Cell phones are prohibited because when the student is involved with texting, etc. they are not paying attention to the class, which not only annoys the teacher, but distracts the other kids. The phones are used to set up clandestine meetings in the restroom, among other things, like cheating or trying to get drugs. Therefore, school and teacher policy tries very hard to stop their use. For a parent to cyberbully a teacher for doing her job — it was no surprise to the student, I am sure — is beyond disrespectful.

The parent should make it clear to their student they cannot bring the phone to school at all, but they do not.
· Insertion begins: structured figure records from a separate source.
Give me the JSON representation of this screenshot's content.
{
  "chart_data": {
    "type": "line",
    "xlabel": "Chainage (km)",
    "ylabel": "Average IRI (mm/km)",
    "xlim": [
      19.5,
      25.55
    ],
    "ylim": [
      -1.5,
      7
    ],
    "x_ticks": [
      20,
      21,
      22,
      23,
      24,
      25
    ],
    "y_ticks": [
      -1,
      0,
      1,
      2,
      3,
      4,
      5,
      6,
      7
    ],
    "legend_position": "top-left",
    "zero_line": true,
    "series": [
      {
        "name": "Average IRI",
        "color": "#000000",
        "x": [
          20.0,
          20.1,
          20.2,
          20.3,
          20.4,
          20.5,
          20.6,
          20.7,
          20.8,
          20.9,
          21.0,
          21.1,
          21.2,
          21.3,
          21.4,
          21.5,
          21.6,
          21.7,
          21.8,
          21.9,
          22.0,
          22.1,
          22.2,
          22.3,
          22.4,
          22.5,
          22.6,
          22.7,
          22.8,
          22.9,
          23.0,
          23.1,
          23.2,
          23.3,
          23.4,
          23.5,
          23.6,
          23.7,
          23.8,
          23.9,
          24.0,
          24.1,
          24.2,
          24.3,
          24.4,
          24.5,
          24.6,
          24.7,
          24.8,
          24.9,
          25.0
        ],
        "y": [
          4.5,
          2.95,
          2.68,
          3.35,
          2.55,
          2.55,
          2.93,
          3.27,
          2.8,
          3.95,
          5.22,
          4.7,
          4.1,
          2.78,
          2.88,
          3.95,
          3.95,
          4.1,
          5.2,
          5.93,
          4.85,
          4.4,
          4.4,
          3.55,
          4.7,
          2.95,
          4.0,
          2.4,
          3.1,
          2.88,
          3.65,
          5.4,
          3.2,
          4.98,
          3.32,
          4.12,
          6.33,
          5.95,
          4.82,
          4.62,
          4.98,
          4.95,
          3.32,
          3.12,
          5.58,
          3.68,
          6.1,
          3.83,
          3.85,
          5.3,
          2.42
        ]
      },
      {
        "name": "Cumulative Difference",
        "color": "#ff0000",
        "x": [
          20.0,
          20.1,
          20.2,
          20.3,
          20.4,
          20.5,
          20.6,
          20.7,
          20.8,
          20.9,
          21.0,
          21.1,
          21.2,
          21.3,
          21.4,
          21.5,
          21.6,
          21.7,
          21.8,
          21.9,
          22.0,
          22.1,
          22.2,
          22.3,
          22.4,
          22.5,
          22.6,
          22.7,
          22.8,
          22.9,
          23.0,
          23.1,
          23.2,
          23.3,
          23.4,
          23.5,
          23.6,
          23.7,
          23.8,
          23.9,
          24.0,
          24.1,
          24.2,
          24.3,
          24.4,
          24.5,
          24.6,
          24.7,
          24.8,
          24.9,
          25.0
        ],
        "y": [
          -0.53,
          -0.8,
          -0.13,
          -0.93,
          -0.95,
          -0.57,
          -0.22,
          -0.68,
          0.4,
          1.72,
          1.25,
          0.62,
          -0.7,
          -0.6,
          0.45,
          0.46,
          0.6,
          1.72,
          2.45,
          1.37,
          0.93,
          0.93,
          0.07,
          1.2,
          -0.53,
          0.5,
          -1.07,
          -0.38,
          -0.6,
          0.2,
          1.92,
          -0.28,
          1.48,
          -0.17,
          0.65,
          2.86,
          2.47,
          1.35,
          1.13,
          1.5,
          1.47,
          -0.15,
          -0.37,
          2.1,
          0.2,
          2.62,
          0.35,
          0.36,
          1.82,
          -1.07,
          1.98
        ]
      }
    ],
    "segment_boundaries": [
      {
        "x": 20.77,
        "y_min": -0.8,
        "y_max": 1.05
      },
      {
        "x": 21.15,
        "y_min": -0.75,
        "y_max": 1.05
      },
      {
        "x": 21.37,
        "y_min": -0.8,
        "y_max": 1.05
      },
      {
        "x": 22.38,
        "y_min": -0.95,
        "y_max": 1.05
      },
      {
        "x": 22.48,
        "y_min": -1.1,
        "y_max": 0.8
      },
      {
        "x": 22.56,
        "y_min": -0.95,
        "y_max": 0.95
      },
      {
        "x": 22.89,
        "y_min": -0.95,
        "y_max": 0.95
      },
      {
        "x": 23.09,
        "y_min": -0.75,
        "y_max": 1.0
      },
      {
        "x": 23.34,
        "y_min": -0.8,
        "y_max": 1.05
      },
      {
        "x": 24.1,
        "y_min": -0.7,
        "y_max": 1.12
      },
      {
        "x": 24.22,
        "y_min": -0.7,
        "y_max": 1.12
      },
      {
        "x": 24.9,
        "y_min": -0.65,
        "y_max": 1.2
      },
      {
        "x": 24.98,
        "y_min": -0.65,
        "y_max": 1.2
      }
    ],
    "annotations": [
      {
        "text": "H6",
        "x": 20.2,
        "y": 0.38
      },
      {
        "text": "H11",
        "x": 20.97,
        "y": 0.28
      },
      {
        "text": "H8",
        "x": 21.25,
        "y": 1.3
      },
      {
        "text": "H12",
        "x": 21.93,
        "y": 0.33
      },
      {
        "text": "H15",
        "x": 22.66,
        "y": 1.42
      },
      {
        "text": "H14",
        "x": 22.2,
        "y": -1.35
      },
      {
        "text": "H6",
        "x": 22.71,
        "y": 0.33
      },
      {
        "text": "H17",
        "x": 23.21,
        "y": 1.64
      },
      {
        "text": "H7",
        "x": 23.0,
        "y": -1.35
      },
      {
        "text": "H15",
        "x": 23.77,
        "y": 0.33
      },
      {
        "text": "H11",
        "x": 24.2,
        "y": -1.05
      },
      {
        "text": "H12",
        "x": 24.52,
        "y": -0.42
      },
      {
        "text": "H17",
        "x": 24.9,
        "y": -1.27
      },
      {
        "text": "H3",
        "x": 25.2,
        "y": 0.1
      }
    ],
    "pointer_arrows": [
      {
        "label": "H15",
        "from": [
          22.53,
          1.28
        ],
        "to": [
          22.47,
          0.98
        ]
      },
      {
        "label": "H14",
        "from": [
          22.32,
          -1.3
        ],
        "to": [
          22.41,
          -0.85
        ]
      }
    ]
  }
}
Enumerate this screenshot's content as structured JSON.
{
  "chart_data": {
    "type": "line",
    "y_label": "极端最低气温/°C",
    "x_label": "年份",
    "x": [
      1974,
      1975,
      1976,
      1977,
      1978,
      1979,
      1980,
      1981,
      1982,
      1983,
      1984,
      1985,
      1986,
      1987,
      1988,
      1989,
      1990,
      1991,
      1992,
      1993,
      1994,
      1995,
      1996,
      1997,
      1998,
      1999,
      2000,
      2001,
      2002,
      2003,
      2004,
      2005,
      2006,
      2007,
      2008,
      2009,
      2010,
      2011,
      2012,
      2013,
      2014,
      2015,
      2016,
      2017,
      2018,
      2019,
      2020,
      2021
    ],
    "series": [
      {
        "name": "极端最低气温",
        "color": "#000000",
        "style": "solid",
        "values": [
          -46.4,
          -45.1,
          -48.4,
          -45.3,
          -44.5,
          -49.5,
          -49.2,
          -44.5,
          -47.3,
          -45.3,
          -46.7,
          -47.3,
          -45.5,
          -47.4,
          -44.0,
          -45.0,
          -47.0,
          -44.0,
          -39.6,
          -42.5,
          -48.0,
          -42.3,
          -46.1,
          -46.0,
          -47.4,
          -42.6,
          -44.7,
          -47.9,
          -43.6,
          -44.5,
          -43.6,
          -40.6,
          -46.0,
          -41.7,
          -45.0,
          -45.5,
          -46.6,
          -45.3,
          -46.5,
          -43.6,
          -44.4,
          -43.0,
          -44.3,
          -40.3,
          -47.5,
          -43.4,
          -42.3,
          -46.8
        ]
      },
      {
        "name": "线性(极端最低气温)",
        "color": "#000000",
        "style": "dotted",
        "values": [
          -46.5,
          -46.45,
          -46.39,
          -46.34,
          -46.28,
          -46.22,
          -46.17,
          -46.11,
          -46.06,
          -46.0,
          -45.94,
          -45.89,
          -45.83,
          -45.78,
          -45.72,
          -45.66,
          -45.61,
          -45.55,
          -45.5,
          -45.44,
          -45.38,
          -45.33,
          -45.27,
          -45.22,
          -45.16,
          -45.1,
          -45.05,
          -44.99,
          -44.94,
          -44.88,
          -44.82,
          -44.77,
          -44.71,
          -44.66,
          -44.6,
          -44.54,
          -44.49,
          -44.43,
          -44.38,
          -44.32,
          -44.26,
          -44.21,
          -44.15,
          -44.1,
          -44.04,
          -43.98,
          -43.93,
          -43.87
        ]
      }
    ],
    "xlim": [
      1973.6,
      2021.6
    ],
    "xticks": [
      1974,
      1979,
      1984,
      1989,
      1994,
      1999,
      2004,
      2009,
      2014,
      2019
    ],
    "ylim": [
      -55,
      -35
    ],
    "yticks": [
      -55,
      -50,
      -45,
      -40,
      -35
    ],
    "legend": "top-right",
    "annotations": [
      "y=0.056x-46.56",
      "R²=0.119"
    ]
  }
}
Therein lies the real problem.

Gail Crestin-Bickers

Apple Valley

Tapestry Project

There seems to have been a lot of hand-wringing lately on the Opinion page from those opposed to the master-planned community that is probably going to be rubber-stamped by the Hesperia City Council when it comes to a vote. Namely, the famous (possibly already infamous?) Tapestry Project in southeast Hesperia.

Now, at the outset, maybe I don't have have a dog in the fight as I live northeast in Apple Valley, but here's my tuppence ha'penny worth on the matter. Fresh off the boat as an immigrant (legally, I might add), to these shores in 1986, I enjoyed late afternoon trips with my wife zooming up to Silverwood Lake to cool down in the water and enjoy the respite and solitude of its beachy coves. On the way, we passed the Las Flores Ranch, storied even back then, a pastoral setting indeed, with horses and cattle grazing in the fields; nirvana no doubt, to some. But times change.

Which brings me to the hypothetical: Considering that it's an almost foregone conclusion that Tapestry will be voted in by the Hesperia council, and then no doubt subject to lawsuits from the usual protagonists of the Sierra Club, the Center for Biological Diversity and others, et al, my question is this: If this area was/is such a pristine natural environment never to be disturbed, where were these entities when the Las Flores Ranch was up for sale way back when? Or are the litigants to come just modern day extortionists over what people are allowed to do with their private property rights?